The landlocked Balkan state is only the latest to crackdown on crypto mining after being buffeted by high energy prices. Kazakhstan, which had become a popular base for miners who fled China, took similar measures late last year.
Kosovo confiscated 429 devices used to mine cryptocurrencies during first few days of January, the newspaper Gazetta Express reported. The move follows energy blackouts because of high import prices and an unexpected shut-down of a power plant a month earlier.
Generating the world’s biggest cryptocurrency requires special computers that work to solve complex mathematical problems, and the biggest operating expense for miners is electricity.
Ardian Alaj, the co-owner of a crypto exchange in Kosovo’s capital Pristina, told Bloomberg he’d heard of multiple examples of miners selling or trying to sell equipment in the aftermath of the ban.

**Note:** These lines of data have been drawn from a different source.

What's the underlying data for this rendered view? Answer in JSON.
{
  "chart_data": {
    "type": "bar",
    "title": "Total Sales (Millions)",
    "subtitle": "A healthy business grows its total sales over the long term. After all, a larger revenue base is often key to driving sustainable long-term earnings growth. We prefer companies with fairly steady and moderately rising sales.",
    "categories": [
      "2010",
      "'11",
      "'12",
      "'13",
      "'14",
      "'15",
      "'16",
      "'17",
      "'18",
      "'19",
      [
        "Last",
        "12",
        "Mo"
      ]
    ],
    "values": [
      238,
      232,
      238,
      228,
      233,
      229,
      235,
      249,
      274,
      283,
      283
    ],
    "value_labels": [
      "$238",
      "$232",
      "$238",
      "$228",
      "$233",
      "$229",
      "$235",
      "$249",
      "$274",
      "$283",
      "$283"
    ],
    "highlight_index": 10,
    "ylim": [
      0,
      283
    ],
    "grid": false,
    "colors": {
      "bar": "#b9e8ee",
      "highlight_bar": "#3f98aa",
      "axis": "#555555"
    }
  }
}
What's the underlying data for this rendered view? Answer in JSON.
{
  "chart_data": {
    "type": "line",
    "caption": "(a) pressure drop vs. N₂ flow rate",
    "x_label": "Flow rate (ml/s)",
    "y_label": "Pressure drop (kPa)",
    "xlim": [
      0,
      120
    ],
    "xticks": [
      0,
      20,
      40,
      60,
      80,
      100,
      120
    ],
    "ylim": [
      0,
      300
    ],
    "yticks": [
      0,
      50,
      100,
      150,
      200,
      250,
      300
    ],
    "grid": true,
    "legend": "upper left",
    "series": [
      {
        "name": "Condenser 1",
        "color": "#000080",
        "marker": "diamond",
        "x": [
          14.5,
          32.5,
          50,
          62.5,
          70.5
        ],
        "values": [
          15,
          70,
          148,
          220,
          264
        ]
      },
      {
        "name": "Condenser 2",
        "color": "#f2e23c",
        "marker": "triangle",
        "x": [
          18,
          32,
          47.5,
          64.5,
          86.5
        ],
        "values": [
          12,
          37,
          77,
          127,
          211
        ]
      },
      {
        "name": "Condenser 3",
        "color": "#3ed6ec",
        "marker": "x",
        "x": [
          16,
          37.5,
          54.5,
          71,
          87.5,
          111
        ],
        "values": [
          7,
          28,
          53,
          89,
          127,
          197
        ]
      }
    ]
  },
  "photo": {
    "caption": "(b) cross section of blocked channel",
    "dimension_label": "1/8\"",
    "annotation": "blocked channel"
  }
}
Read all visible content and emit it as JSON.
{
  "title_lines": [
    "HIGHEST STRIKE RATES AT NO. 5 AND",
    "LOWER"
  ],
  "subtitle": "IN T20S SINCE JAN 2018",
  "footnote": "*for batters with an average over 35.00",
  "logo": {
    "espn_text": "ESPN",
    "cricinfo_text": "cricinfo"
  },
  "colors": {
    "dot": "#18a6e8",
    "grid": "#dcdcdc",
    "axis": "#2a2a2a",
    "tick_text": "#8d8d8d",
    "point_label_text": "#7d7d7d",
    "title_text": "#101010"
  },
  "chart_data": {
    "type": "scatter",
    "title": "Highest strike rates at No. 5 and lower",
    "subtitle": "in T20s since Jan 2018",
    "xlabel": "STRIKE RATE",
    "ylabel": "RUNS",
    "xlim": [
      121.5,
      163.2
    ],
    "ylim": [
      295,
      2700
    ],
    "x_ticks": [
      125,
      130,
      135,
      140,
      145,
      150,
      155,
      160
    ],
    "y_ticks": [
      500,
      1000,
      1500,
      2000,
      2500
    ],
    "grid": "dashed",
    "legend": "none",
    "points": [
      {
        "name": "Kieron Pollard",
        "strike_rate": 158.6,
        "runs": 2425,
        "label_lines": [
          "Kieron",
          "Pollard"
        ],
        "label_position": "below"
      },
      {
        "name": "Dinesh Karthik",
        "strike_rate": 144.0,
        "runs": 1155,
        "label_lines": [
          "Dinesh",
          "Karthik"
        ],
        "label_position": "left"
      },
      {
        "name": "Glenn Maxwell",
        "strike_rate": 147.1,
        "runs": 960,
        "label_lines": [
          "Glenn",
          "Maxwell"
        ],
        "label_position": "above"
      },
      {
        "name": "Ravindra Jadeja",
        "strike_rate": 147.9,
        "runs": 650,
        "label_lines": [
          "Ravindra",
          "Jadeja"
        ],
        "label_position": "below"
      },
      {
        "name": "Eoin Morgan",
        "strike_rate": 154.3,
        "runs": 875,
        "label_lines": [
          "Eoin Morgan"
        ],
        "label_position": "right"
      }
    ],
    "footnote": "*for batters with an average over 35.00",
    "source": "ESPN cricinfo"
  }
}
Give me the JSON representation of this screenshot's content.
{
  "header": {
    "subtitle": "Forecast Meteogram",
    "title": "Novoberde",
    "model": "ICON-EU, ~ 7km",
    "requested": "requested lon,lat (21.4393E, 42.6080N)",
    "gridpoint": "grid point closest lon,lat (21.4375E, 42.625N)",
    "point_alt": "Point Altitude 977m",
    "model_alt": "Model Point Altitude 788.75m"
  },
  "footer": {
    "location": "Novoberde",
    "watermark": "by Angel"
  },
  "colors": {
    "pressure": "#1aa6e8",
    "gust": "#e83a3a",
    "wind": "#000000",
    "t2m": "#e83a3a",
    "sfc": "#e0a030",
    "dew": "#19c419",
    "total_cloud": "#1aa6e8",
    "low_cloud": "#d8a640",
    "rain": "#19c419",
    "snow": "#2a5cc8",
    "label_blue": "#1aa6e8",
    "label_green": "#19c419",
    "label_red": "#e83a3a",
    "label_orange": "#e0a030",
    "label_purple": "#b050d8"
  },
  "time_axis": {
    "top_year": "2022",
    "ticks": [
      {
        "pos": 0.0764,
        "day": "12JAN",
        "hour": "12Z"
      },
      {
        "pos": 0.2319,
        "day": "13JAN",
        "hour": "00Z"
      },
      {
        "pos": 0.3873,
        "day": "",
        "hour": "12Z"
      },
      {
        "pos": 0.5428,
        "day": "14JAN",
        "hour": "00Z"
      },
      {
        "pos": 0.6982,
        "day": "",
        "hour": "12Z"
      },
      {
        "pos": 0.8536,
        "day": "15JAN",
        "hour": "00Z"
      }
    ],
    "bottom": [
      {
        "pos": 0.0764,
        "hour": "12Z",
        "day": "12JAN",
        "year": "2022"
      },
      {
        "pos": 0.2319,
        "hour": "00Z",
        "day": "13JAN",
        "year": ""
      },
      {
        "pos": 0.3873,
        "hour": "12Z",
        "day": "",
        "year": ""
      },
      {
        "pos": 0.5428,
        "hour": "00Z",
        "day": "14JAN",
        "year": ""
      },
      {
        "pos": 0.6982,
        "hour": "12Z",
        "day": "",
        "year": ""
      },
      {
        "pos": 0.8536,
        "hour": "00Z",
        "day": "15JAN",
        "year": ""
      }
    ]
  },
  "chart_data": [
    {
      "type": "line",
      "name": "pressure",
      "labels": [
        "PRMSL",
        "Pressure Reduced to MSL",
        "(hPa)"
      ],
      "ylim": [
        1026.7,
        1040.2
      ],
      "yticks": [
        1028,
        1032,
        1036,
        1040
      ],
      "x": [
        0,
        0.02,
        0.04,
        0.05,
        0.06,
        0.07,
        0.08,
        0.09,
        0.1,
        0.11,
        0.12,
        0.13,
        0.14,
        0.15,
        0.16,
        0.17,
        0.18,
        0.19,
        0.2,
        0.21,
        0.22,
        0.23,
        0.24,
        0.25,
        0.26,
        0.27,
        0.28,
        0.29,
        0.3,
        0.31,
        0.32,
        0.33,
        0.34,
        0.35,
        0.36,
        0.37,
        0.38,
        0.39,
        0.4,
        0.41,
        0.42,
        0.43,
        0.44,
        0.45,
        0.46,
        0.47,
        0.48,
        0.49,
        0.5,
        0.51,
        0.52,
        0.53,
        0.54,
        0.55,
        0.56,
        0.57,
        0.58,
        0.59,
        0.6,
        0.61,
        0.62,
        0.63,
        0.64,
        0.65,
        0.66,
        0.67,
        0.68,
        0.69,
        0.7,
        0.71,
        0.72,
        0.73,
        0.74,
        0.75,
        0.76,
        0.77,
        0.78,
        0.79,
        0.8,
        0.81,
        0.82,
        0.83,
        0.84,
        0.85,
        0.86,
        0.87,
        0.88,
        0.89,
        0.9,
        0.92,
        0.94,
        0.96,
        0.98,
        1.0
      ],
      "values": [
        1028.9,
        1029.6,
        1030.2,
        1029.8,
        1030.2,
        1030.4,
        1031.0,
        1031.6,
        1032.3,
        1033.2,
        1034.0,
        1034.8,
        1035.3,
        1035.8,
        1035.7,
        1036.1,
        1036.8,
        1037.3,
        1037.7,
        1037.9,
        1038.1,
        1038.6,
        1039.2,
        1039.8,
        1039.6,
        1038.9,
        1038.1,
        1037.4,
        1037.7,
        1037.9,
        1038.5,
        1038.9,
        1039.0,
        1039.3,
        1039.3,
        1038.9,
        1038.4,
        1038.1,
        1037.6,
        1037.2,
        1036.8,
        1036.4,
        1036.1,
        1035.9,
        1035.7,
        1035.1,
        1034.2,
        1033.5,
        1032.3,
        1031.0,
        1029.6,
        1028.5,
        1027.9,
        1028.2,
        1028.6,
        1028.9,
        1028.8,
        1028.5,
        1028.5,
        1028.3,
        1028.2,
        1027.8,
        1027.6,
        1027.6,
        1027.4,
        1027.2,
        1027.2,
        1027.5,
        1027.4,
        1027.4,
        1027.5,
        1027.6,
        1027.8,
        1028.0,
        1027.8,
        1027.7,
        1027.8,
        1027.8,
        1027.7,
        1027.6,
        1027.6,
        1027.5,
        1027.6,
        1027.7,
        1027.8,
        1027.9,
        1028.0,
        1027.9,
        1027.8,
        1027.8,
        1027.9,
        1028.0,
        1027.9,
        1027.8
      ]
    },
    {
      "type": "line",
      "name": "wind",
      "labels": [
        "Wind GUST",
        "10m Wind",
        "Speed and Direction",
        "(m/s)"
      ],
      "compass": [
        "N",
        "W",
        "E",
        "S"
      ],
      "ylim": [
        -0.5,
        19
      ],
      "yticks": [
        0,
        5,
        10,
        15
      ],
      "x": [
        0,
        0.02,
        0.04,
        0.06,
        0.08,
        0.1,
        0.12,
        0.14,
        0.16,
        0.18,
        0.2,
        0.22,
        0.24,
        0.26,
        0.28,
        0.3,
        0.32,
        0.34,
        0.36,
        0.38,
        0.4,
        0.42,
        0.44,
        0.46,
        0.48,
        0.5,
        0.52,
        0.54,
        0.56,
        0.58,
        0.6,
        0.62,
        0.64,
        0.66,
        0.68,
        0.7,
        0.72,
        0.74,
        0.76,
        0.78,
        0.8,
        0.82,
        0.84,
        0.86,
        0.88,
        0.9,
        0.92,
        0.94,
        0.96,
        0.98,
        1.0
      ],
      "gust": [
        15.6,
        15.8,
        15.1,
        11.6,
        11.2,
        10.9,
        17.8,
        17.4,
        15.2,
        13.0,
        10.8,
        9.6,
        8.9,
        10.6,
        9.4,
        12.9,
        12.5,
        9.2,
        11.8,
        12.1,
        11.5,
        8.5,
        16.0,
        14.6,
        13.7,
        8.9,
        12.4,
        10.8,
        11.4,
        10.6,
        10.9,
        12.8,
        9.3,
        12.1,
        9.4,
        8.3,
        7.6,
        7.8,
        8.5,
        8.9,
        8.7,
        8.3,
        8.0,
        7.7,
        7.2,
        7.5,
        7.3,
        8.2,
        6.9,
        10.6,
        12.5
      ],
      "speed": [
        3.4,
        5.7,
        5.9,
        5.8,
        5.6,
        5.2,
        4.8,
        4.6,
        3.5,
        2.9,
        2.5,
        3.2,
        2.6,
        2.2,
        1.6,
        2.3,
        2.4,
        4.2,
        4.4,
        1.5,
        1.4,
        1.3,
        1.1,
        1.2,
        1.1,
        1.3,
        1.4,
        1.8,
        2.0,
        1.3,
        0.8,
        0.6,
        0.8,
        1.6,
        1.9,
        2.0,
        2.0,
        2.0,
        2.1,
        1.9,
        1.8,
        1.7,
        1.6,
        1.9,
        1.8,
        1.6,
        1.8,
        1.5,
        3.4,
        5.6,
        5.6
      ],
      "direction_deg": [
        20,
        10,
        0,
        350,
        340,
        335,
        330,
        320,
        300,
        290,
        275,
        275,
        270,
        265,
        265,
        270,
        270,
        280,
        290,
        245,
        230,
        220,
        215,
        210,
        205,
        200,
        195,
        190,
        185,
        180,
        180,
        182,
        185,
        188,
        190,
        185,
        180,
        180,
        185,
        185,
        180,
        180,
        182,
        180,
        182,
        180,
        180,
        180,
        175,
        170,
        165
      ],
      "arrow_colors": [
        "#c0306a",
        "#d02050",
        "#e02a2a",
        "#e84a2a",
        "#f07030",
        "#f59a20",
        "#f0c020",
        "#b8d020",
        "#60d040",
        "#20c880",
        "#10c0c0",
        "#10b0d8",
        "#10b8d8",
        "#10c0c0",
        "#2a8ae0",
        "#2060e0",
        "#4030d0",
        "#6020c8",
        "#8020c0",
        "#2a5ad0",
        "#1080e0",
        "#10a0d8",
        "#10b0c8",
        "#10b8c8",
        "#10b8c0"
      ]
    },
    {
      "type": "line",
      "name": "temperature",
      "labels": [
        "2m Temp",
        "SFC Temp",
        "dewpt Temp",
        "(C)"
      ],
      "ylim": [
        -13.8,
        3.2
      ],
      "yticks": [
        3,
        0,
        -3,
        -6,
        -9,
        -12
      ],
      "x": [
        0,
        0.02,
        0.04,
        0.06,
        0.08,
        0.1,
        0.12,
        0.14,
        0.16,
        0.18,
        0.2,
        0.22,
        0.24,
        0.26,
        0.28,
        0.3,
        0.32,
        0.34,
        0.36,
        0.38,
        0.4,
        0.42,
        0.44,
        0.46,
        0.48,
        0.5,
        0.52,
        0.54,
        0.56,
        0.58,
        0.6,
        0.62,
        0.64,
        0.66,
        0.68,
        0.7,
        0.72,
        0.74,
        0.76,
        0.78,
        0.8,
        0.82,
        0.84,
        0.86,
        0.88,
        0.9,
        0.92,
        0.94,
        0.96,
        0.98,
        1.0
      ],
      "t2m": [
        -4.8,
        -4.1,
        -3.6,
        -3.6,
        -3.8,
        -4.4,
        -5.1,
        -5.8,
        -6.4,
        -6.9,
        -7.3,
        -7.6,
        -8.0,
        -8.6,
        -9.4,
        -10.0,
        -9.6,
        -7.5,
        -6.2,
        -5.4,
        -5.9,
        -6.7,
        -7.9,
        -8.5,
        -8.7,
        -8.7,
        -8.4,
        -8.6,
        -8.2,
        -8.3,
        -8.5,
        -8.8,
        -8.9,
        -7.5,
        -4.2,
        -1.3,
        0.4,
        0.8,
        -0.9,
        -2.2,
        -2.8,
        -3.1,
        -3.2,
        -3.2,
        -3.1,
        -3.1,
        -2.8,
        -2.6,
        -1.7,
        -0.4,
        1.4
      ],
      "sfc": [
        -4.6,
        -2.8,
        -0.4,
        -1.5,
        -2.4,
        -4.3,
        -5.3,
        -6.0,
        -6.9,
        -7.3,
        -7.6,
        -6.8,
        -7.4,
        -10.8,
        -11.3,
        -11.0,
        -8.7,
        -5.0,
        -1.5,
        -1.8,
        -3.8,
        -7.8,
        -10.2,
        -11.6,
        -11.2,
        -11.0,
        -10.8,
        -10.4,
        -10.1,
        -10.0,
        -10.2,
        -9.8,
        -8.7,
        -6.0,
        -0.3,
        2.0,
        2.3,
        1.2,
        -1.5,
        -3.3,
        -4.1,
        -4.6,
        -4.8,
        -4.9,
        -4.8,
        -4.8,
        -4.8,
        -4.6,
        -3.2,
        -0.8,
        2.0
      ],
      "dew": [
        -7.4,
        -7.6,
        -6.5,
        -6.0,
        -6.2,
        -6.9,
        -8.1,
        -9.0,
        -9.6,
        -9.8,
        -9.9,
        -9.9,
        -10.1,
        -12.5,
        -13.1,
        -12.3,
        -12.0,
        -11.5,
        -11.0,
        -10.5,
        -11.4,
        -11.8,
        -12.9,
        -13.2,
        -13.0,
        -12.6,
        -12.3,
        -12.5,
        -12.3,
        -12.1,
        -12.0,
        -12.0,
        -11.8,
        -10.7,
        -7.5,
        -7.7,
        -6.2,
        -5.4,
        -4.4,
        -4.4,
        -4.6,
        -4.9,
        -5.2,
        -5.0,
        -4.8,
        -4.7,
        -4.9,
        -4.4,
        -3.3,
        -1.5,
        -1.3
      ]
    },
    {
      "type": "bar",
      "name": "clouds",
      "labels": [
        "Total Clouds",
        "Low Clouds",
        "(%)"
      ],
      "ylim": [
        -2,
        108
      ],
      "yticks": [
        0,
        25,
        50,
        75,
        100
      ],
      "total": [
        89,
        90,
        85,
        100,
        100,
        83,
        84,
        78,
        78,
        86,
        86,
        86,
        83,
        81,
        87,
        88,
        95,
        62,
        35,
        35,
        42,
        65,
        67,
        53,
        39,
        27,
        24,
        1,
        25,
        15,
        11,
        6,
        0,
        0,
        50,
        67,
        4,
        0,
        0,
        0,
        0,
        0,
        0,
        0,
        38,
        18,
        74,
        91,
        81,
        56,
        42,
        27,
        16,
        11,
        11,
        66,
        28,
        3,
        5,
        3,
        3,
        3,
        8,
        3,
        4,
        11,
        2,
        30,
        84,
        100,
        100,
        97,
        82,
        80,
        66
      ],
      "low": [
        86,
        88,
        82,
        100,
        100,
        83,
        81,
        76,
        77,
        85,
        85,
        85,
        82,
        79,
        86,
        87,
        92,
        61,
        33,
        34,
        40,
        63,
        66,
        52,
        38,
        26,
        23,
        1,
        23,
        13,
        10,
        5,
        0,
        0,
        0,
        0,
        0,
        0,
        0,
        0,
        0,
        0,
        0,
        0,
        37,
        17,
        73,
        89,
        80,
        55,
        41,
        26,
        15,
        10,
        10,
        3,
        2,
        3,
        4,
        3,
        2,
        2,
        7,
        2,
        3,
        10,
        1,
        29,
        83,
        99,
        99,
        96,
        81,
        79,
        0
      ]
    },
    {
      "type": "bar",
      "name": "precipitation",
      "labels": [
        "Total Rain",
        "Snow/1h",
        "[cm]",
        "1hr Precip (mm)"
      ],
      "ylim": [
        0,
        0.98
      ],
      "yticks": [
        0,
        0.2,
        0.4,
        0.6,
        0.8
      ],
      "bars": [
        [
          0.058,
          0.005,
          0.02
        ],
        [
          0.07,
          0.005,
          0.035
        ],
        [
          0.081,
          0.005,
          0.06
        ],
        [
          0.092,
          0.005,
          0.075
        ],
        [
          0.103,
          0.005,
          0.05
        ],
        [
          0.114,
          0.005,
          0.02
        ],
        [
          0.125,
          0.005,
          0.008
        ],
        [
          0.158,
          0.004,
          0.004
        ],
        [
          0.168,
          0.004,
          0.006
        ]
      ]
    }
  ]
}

There are “minimal cases” of miners going to neighboring countries, he said by email.
“Mining was done in Kosovo, because it was possible to do it illegally,” said Alaj. It was also cheap: the northern region of Mitrovica, a popular hub for crypto mining, is one of the four Serb-majority parts of the country that exempts citizens from electric bills.
“Moving operations abroad would create additional costs the local miners are not accustomed to,” Alaj said.
Kosovo declared independence from Serbia in 2008, almost a decade after a war over the territory ended with NATO air raids against Serbian forces.